Ordu Ethnographical Museum
- Established: 1987; 39 years ago
- Location: Taşocak street Ordu, Turkey
- Coordinates: 40°58′58″N 37°52′31″E﻿ / ﻿40.98278°N 37.87528°E
- Type: Ethnography, Archaeology
- Collection size: 1528 ethnographic, 180 archaeologic, 1252 coins
- Owner: Ministry of Culture and Tourism

= Ordu Ethnographical Museum =

Museum in Ordu, Turkey

Ordu Ethnographical Museum (Ordu Etnoğrafya Müzesi) is a museum in Ordu, Turkey.

==Location and history==
The museum is located in the city of Ordu on Taşocak street. The museum building is a historical building known as Paşaoğlu Mansion. A notable piece of civil architecture, it was built in 1896. In 1982, it was expropriated by the Ministry of Culture.

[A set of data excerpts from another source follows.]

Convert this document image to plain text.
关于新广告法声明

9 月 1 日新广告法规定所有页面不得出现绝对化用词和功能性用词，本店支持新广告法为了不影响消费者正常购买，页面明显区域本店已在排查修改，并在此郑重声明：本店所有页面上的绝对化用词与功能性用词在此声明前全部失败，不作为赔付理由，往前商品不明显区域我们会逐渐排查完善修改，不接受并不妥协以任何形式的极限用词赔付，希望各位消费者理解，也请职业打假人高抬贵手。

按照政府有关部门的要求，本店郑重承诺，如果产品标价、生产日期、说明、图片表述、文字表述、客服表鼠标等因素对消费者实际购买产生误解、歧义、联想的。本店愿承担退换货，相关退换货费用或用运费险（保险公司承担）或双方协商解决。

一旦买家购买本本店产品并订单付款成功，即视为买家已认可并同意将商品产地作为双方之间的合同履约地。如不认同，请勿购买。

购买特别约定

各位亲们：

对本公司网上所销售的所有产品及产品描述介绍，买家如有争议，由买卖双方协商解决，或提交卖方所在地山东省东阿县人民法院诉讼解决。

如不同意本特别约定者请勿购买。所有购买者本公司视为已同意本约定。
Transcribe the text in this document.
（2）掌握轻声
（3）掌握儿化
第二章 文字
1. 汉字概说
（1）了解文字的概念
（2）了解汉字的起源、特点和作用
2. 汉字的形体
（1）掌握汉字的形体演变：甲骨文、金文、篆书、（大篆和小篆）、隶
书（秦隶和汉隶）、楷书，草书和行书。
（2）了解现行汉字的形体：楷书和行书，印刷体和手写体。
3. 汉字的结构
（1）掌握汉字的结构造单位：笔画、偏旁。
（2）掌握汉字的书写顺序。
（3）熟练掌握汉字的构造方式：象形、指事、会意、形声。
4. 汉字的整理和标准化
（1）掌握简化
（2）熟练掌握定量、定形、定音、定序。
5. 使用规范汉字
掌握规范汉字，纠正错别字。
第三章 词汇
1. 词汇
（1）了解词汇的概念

Following a 4 years restoration, it was opened on 18 November 1987 as a museum. The three storey building (together with the yard) covers an area of 625 m2.

==Exhibits==
The ground floor of the museum is reserved for administrative offices. The main ethnographic exhibits are on the first floor. Although the museum is an ethnographic museum, there are also some archaeological items and coins in the exhibits. The upper floor reflects the everyday life of Ordu citizens with mannequins. The number of items in the exhibit is 1528 ethnographic items, 180 archaeological items, 1252 coins, 26 historical stamps, and 21 handwritten manuscripts.